Seeking Reparations For Slavery, New Lawsuit Exposes the Limits of Laws

Impact

As we speak, 14 Caribbean nations are planning a lawsuit against Great Britain, the Netherlands, and France, seeking reparations for slavery. As a law student, I immediately began questioning how the legal process would work. How do we calculate such damages? Who has standing to bring such a suit? Can a current government be legally accountable for a past government’s actions? What about those citizens who immigrated to their countries post-slavery? Can they be held accountable for their new country’s past actions?

After a moment, though, I realized that the real problem isn’t with this lawsuit. The problem is with me. And, more importantly, the problem may be with law itself.

Too often, we find ourselves reducing or translating moral problems to legal problems. In discussing drone strikes, we somehow forget human lives (“collateral damage”) and solely focus on whether the AUMF (Authorization for the Use of Military Force) or international law fully covers such actions. In discussing campaign finance, conversations inevitably devolve into disclosure rules and whether a certain requirement would be overturned. While important, such discourse misses a fundamental point: Law is morality. Law is the morality that we make, the morality that we choose to codify. Law is a statement and expression of our values and beliefs as a society. Focusing only on legality, then, cannot shield us from a deeper responsibility — the responsibility to assess not what we can do now, but what we should do as human beings.

Let’s return to reparations. Divorced from legal jargon, we have a fascinating debate at hand.
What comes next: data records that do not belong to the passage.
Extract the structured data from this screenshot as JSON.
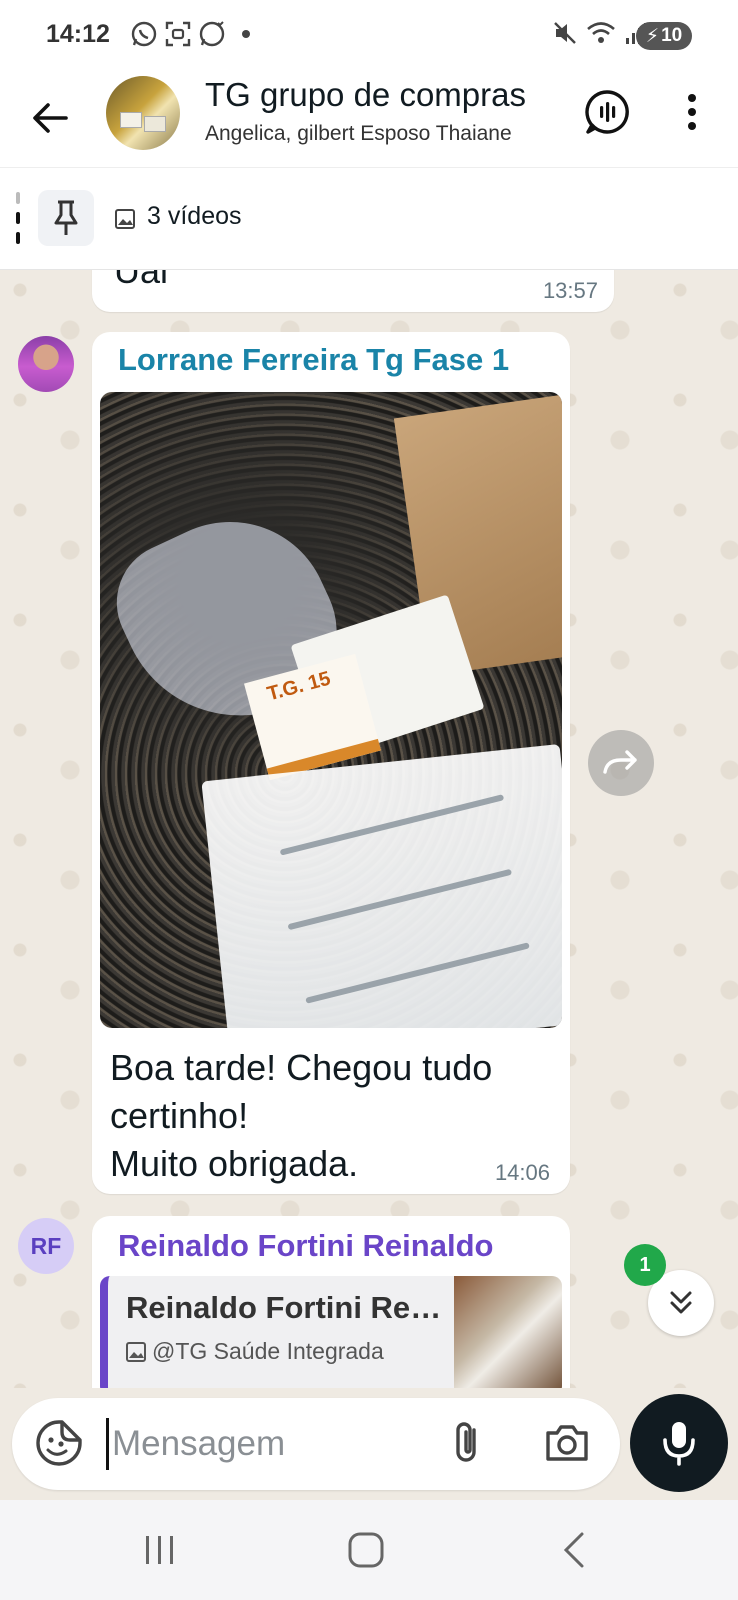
{
  "status_bar": {
    "time": "14:12",
    "battery": "10",
    "left_icons": [
      "whatsapp-icon",
      "scan-icon",
      "whatsapp-business-icon",
      "dot-icon"
    ],
    "right_icons": [
      "mute-icon",
      "wifi-icon",
      "signal-icon",
      "signal-icon",
      "battery-charging-icon"
    ]
  },
  "header": {
    "title": "TG grupo de compras",
    "subtitle": "Angelica, gilbert Esposo Thaiane"
  },
  "pinned": {
    "text": "3 vídeos"
  },
  "messages": {
    "previous": {
      "text": "Uai",
      "time": "13:57"
    },
    "photo_message": {
      "sender": "Lorrane Ferreira Tg Fase 1",
      "caption": "Boa tarde! Chegou tudo certinho!\nMuito obrigada.",
      "time": "14:06",
      "photo_box_label": "T.G. 15"
    },
    "reply_message": {
      "avatar_initials": "RF",
      "sender": "Reinaldo Fortini Reinaldo",
      "quote_title": "Reinaldo Fortini Reinaldo",
      "quote_subtitle": "@TG Saúde Integrada"
    }
  },
  "unread_count": "1",
  "input": {
    "placeholder": "Mensagem"
  },
  "colors": {
    "sender_lorrane": "#1a84a8",
    "sender_reinaldo": "#6a45c8",
    "chat_background": "#efeae2",
    "unread_badge": "#21a84a"
  }
}
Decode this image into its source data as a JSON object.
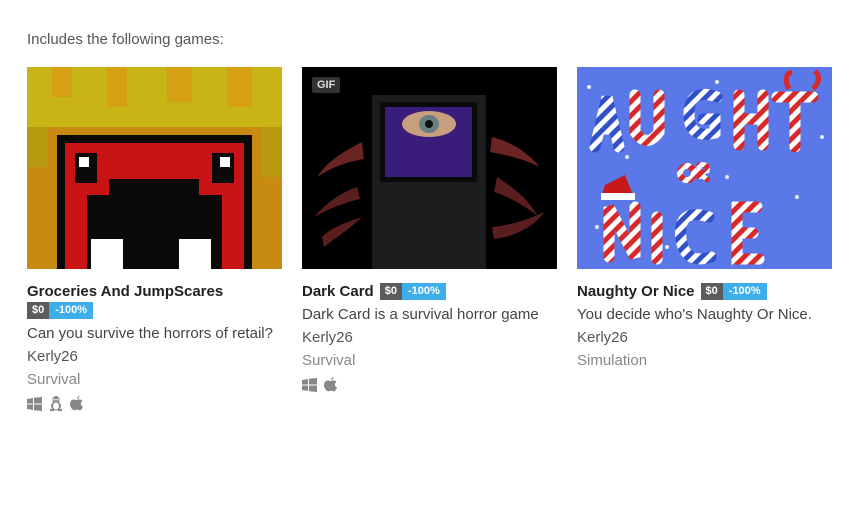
{
  "intro_text": "Includes the following games:",
  "games": [
    {
      "title": "Groceries And JumpScares",
      "price": "$0",
      "discount": "-100%",
      "description": "Can you survive the horrors of retail?",
      "author": "Kerly26",
      "genre": "Survival",
      "platforms": [
        "windows-icon",
        "linux-icon",
        "apple-icon"
      ]
    },
    {
      "title": "Dark Card",
      "badge": "GIF",
      "price": "$0",
      "discount": "-100%",
      "description": "Dark Card is a survival horror game",
      "author": "Kerly26",
      "genre": "Survival",
      "platforms": [
        "windows-icon",
        "apple-icon"
      ]
    },
    {
      "title": "Naughty Or Nice",
      "price": "$0",
      "discount": "-100%",
      "description": "You decide who's Naughty Or Nice.",
      "author": "Kerly26",
      "genre": "Simulation",
      "platforms": []
    }
  ],
  "colors": {
    "discount_blue": "#3daee9",
    "price_gray": "#5c5c5c"
  }
}
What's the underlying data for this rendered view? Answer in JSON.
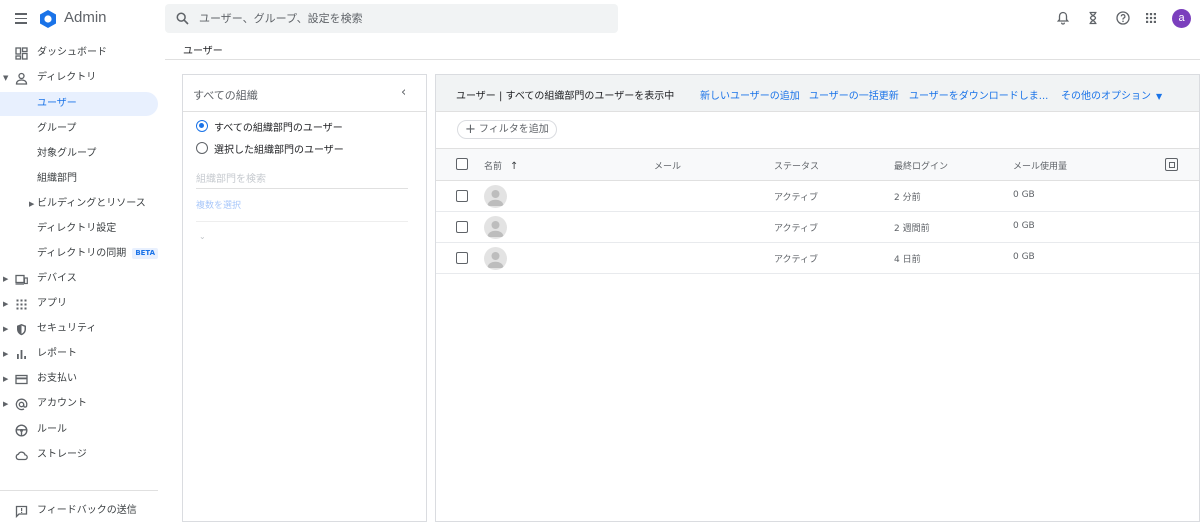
{
  "app": {
    "name": "Admin"
  },
  "search": {
    "placeholder": "ユーザー、グループ、設定を検索"
  },
  "user_avatar_letter": "a",
  "sidebar": {
    "items": [
      {
        "label": "ダッシュボード",
        "icon": "dashboard-icon"
      },
      {
        "label": "ディレクトリ",
        "icon": "person-icon",
        "expanded": true
      },
      {
        "label": "ユーザー",
        "active": true
      },
      {
        "label": "グループ"
      },
      {
        "label": "対象グループ"
      },
      {
        "label": "組織部門"
      },
      {
        "label": "ビルディングとリソース"
      },
      {
        "label": "ディレクトリ設定"
      },
      {
        "label": "ディレクトリの同期",
        "badge": "BETA"
      },
      {
        "label": "デバイス",
        "icon": "devices-icon"
      },
      {
        "label": "アプリ",
        "icon": "apps-grid-icon"
      },
      {
        "label": "セキュリティ",
        "icon": "shield-icon"
      },
      {
        "label": "レポート",
        "icon": "bar-chart-icon"
      },
      {
        "label": "お支払い",
        "icon": "credit-card-icon"
      },
      {
        "label": "アカウント",
        "icon": "at-sign-icon"
      },
      {
        "label": "ルール",
        "icon": "steering-icon"
      },
      {
        "label": "ストレージ",
        "icon": "cloud-icon"
      }
    ],
    "feedback": "フィードバックの送信"
  },
  "breadcrumb": "ユーザー",
  "org_panel": {
    "title": "すべての組織",
    "radio_all": "すべての組織部門のユーザー",
    "radio_selected": "選択した組織部門のユーザー",
    "search_placeholder": "組織部門を検索",
    "multi_select": "複数を選択"
  },
  "users_panel": {
    "title": "ユーザー | すべての組織部門のユーザーを表示中",
    "actions": {
      "add_user": "新しいユーザーの追加",
      "bulk_update": "ユーザーの一括更新",
      "download": "ユーザーをダウンロードしま...",
      "more_options": "その他のオプション"
    },
    "add_filter": "フィルタを追加",
    "columns": {
      "name": "名前",
      "email": "メール",
      "status": "ステータス",
      "last_login": "最終ログイン",
      "email_usage": "メール使用量"
    },
    "rows": [
      {
        "status": "アクティブ",
        "last_login": "2 分前",
        "email_usage": "0 GB"
      },
      {
        "status": "アクティブ",
        "last_login": "2 週間前",
        "email_usage": "0 GB"
      },
      {
        "status": "アクティブ",
        "last_login": "4 日前",
        "email_usage": "0 GB"
      }
    ]
  }
}
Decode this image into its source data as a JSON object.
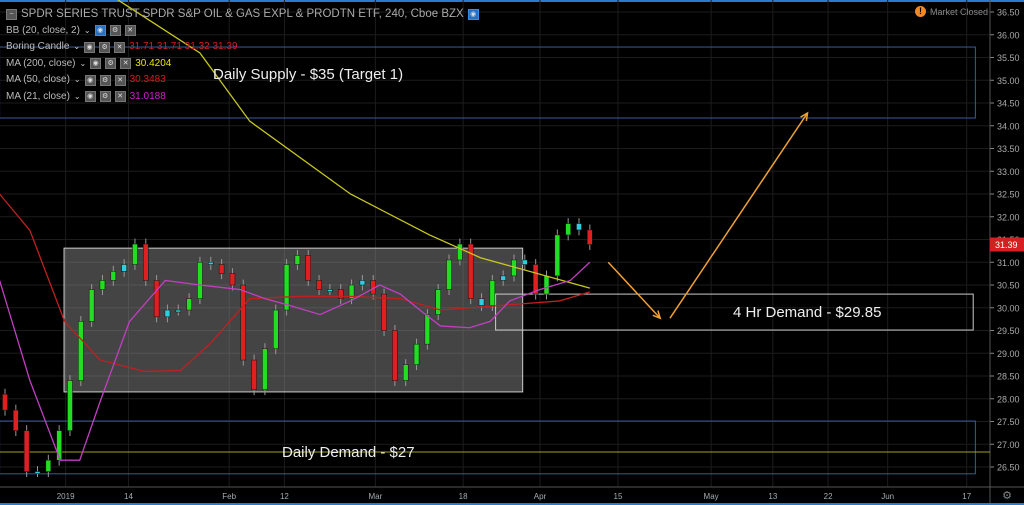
{
  "header": {
    "symbol_title": "SPDR SERIES TRUST SPDR S&P OIL & GAS EXPL & PRODTN ETF, 240, Cboe BZX",
    "market_status": "Market Closed"
  },
  "indicators": [
    {
      "name": "BB (20, close, 2)",
      "value": "",
      "color": "#777777"
    },
    {
      "name": "Boring Candle",
      "value": "31.71  31.71  31.32  31.39",
      "color": "#d02020"
    },
    {
      "name": "MA (200, close)",
      "value": "30.4204",
      "color": "#e8e800"
    },
    {
      "name": "MA (50, close)",
      "value": "30.3483",
      "color": "#d02020"
    },
    {
      "name": "MA (21, close)",
      "value": "31.0188",
      "color": "#d020d0"
    }
  ],
  "annotations": {
    "supply": "Daily Supply - $35 (Target 1)",
    "demand_4hr": "4 Hr Demand - $29.85",
    "demand_daily": "Daily Demand - $27"
  },
  "chart_data": {
    "type": "candlestick",
    "title": "SPDR SERIES TRUST SPDR S&P OIL & GAS EXPL & PRODTN ETF, 240, Cboe BZX",
    "ylim": [
      26.2,
      36.7
    ],
    "xlim": [
      -0.5,
      91
    ],
    "y_ticks": [
      "36.50",
      "36.00",
      "35.50",
      "35.00",
      "34.50",
      "34.00",
      "33.50",
      "33.00",
      "32.50",
      "32.00",
      "31.50",
      "31.00",
      "30.50",
      "30.00",
      "29.50",
      "29.00",
      "28.50",
      "28.00",
      "27.50",
      "27.00",
      "26.50"
    ],
    "x_ticks": [
      {
        "label": "2019",
        "bar": 5.6
      },
      {
        "label": "14",
        "bar": 11.4
      },
      {
        "label": "Feb",
        "bar": 20.7
      },
      {
        "label": "12",
        "bar": 25.8
      },
      {
        "label": "Mar",
        "bar": 34.2
      },
      {
        "label": "18",
        "bar": 42.3
      },
      {
        "label": "Apr",
        "bar": 49.4
      },
      {
        "label": "15",
        "bar": 56.6
      },
      {
        "label": "May",
        "bar": 65.2
      },
      {
        "label": "13",
        "bar": 70.9
      },
      {
        "label": "22",
        "bar": 76
      },
      {
        "label": "Jun",
        "bar": 81.5
      },
      {
        "label": "17",
        "bar": 88.8
      }
    ],
    "closes": [
      27.75,
      27.3,
      26.4,
      26.4,
      26.65,
      27.3,
      28.4,
      29.7,
      30.4,
      30.6,
      30.8,
      30.95,
      31.4,
      30.6,
      29.8,
      29.95,
      29.95,
      30.2,
      31.0,
      30.95,
      30.75,
      30.5,
      28.85,
      28.2,
      29.1,
      29.95,
      30.95,
      31.15,
      30.6,
      30.4,
      30.4,
      30.2,
      30.5,
      30.6,
      30.3,
      29.5,
      28.4,
      28.75,
      29.2,
      29.85,
      30.4,
      31.05,
      31.4,
      30.2,
      30.05,
      30.6,
      30.7,
      31.05,
      30.95,
      30.3,
      30.7,
      31.6,
      31.85,
      31.71,
      31.39
    ],
    "first_open": 28.1,
    "last_price": "31.39",
    "moving_averages": [
      {
        "name": "MA 200",
        "color": "#c8c820",
        "points": [
          [
            10.2,
            36.8
          ],
          [
            18,
            35.6
          ],
          [
            22.6,
            34.1
          ],
          [
            31.9,
            32.5
          ],
          [
            39.2,
            31.6
          ],
          [
            43.9,
            31.1
          ],
          [
            54,
            30.43
          ]
        ]
      },
      {
        "name": "MA 50",
        "color": "#c02020",
        "points": [
          [
            -0.5,
            32.5
          ],
          [
            2.3,
            31.7
          ],
          [
            5.5,
            29.7
          ],
          [
            8.8,
            28.85
          ],
          [
            12.9,
            28.6
          ],
          [
            16.2,
            28.62
          ],
          [
            18.9,
            29.2
          ],
          [
            22.6,
            30.2
          ],
          [
            27.2,
            30.25
          ],
          [
            31.9,
            30.25
          ],
          [
            36.5,
            30.2
          ],
          [
            40.2,
            29.95
          ],
          [
            45.7,
            30.05
          ],
          [
            51.2,
            30.15
          ],
          [
            54,
            30.35
          ]
        ]
      },
      {
        "name": "MA 21",
        "color": "#c040c0",
        "points": [
          [
            -0.5,
            30.6
          ],
          [
            2.3,
            28.4
          ],
          [
            5.1,
            26.65
          ],
          [
            6.9,
            26.65
          ],
          [
            8.8,
            27.95
          ],
          [
            11.5,
            29.7
          ],
          [
            14.8,
            30.6
          ],
          [
            18,
            30.5
          ],
          [
            21.7,
            30.4
          ],
          [
            24,
            30.2
          ],
          [
            26.3,
            30.05
          ],
          [
            29.1,
            29.85
          ],
          [
            31.9,
            30.15
          ],
          [
            34.6,
            30.5
          ],
          [
            36.5,
            30.3
          ],
          [
            38.3,
            29.95
          ],
          [
            40.2,
            29.6
          ],
          [
            42.9,
            29.56
          ],
          [
            44.8,
            29.7
          ],
          [
            46.6,
            30.15
          ],
          [
            49.4,
            30.4
          ],
          [
            52.2,
            30.6
          ],
          [
            54,
            31.0
          ]
        ]
      }
    ],
    "zones": [
      {
        "name": "daily-supply",
        "bars": [
          -0.5,
          89.6
        ],
        "prices": [
          34.17,
          35.73
        ],
        "stroke": "#3a5a9a",
        "fill": "none"
      },
      {
        "name": "consolidation-box",
        "bars": [
          5.45,
          47.8
        ],
        "prices": [
          28.15,
          31.31
        ],
        "stroke": "#cccccc",
        "fill": "rgba(150,150,150,0.45)"
      },
      {
        "name": "4hr-demand",
        "bars": [
          45.3,
          89.4
        ],
        "prices": [
          29.51,
          30.3
        ],
        "stroke": "#cccccc",
        "fill": "none"
      },
      {
        "name": "daily-demand",
        "bars": [
          -0.5,
          89.6
        ],
        "prices": [
          26.35,
          27.51
        ],
        "stroke": "#3a5a9a",
        "fill": "none"
      }
    ],
    "hlines": [
      {
        "name": "yellow-level",
        "price": 26.83,
        "color": "#a0a020"
      }
    ],
    "arrows": [
      {
        "name": "pullback-arrow",
        "from": [
          55.7,
          31.0
        ],
        "to": [
          60.5,
          29.77
        ],
        "color": "#f0a030"
      },
      {
        "name": "target-arrow",
        "from": [
          61.4,
          29.77
        ],
        "to": [
          74.1,
          34.28
        ],
        "color": "#f0a030"
      }
    ]
  }
}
Should we be bound to repay our ancestors' debts? Or, better yet, societal debts that may or may not have had anything to do with our ancestors? For many, the knee-jerk answer is no. If my grandfather punched someone, that wrongdoing in no way implicates me. I didn’t do anything wrong. So why should I have to pay?

For a moment, though, flip the tables. What if your grandfather had won a lottery, bequeathing you a $1 million? Must you also refuse every penny that your parents try to give you, since your grandfather’s luck also had “nothing to do” with you? Better yet, let’s remove luck entirely. What if your grandfather had worked his butt off shining shoes for 18 hours a day, built a shoe empire, and then left his family every penny? Can you accept that money — a sum so formidable that you need never lift a finger? Do you have a moral right to that wealth? After all, let’s not forget, his actions in no way implicated you.

These questions leave many people uncomfortable. We may not want to take responsibility for our ancestors’ wrongdoings, but we have few qualms benefiting from their successes. To be sure, it could be argued that the situations are different because your grandfather’s wealth has been steadily compounding. It’s been put to good use, financing education, putting others to work, helping banks make loans and catalyzing new investments. In short, that money has become yours because you’ve used it constructively.

But can’t disadvantage accrue, too? If your grandfather had money, your father probably had a better childhood, a better education, and social capital. If your grandfather was enslaved, discriminated against and otherwise oppressed, he probably had less to offer his children, leaving them further and further behind. In short, this, too, is a coin with two sides. And the longer we watch it spin, the more uncomfortable we get.

Returning to our Caribbean nations, I see no hope of a courtroom victory. It doesn’t take a lawyer to know that contemporary legal systems, narrowly tailored to address individual claims that address specific wrongs perpetrated by specific actors, will fail to deliver on an issue so broad and complex.

But this is where the conversation should start, not end. After all, this case is implicating Great Britain, France, and the Netherlands, but we as Americans have our own soul-searching to do. Put bluntly, can we ever have a “statute of limitations” on moral responsibility? Examining our history of slavery, discrimination and subjugation, are we responsible for righting wrongs that our ancestral countrymen inflicted? Even if we never owned a slave? Even if we only arrived in America 20 years ago? Or two years ago? Or yesterday? Can a society have responsibility when no individual legally does?

These aren’t legal questions, but moral ones. And for law students and non-law students alike, we should remember that.